March 2, 2016

Wearables always seem to dominate headlines — there’s no shortage of stories on new data-tracking technology and the trendier, more fashionable options that continue to hit the market. As the gap between non-wearable users and wearable devotees shrinks, the question of data security begins to take the stage.

Tracking steps and sleep patterns may seem like harmless fun, but the data collected by your new wearable could end up in the wrong hands and compromise your personal information. In a recent interview on cybersecurity with IEEE, Jacob West of Netsuite explained that, “Users’ personal fitness information now needs even greater security protections because there are vulnerabilities to fitness data, to personal identity information, and to the network and the servers that support it.”

As wearables change and continue to become more of a trend than a fad, the way that the public interacts with technology also evolves. West explained that wearables are becoming so tightly integrated into our lives, and the risks are not the same as a desktop or web-based application that we can simply close out of.
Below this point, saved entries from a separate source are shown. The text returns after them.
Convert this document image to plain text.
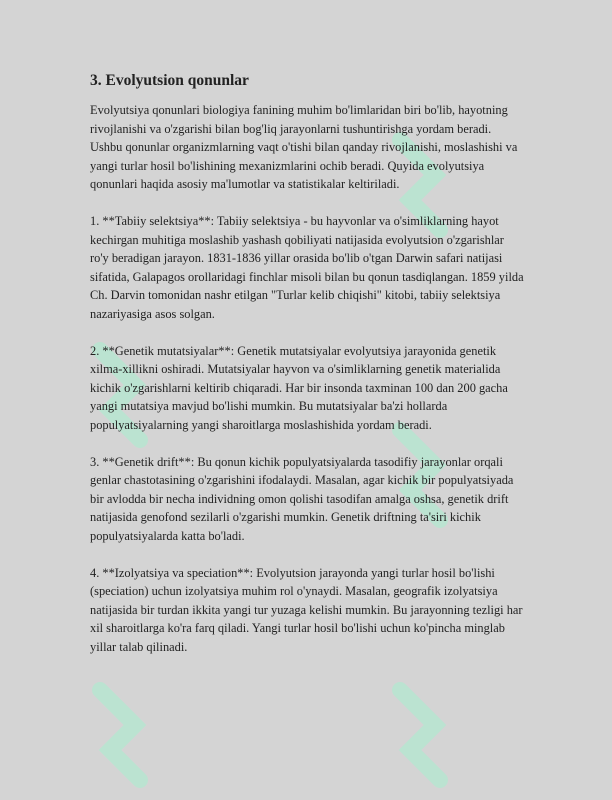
3. Evolyutsion qonunlar

Evolyutsiya qonunlari biologiya fanining muhim bo'limlaridan biri bo'lib, hayotning rivojlanishi va o'zgarishi bilan bog'liq jarayonlarni tushuntirishga yordam beradi. Ushbu qonunlar organizmlarning vaqt o'tishi bilan qanday rivojlanishi, moslashishi va yangi turlar hosil bo'lishining mexanizmlarini ochib beradi. Quyida evolyutsiya qonunlari haqida asosiy ma'lumotlar va statistikalar keltiriladi.

1. **Tabiiy selektsiya**: Tabiiy selektsiya - bu hayvonlar va o'simliklarning hayot kechirgan muhitiga moslashib yashash qobiliyati natijasida evolyutsion o'zgarishlar ro'y beradigan jarayon. 1831-1836 yillar orasida bo'lib o'tgan Darwin safari natijasi sifatida, Galapagos orollaridagi finchlar misoli bilan bu qonun tasdiqlangan. 1859 yilda Ch. Darvin tomonidan nashr etilgan "Turlar kelib chiqishi" kitobi, tabiiy selektsiya nazariyasiga asos solgan.

2. **Genetik mutatsiyalar**: Genetik mutatsiyalar evolyutsiya jarayonida genetik xilma-xillikni oshiradi. Mutatsiyalar hayvon va o'simliklarning genetik materialida kichik o'zgarishlarni keltirib chiqaradi. Har bir insonda taxminan 100 dan 200 gacha yangi mutatsiya mavjud bo'lishi mumkin. Bu mutatsiyalar ba'zi hollarda populyatsiyalarning yangi sharoitlarga moslashishida yordam beradi.

3. **Genetik drift**: Bu qonun kichik populyatsiyalarda tasodifiy jarayonlar orqali genlar chastotasining o'zgarishini ifodalaydi. Masalan, agar kichik bir populyatsiyada bir avlodda bir necha individning omon qolishi tasodifan amalga oshsa, genetik drift natijasida genofond sezilarli o'zgarishi mumkin. Genetik driftning ta'siri kichik populyatsiyalarda katta bo'ladi.

4. **Izolyatsiya va speciation**: Evolyutsion jarayonda yangi turlar hosil bo'lishi (speciation) uchun izolyatsiya muhim rol o'ynaydi. Masalan, geografik izolyatsiya natijasida bir turdan ikkita yangi tur yuzaga kelishi mumkin. Bu jarayonning tezligi har xil sharoitlarga ko'ra farq qiladi. Yangi turlar hosil bo'lishi uchun ko'pincha minglab yillar talab qilinadi.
West’s work focuses on one mission that he hopes vendors embrace: “to shift the industry’s focus from exclusively finding and fixing bugs in software to a more balanced approach that also looks at design flaws. We can avoid many bugs and vulnerabilities just by how carefully we build a system.”

West goes on to explain that his work is also directed at consumers, helping them understand security risks more broadly, and that it’s not a means for creating “paralyzing concern” but instead it’s about overall cybersecurity education as it relates to their personal data.

Industry-wide, more attention is being paid to data protection, and solving the security issues that surround wearables.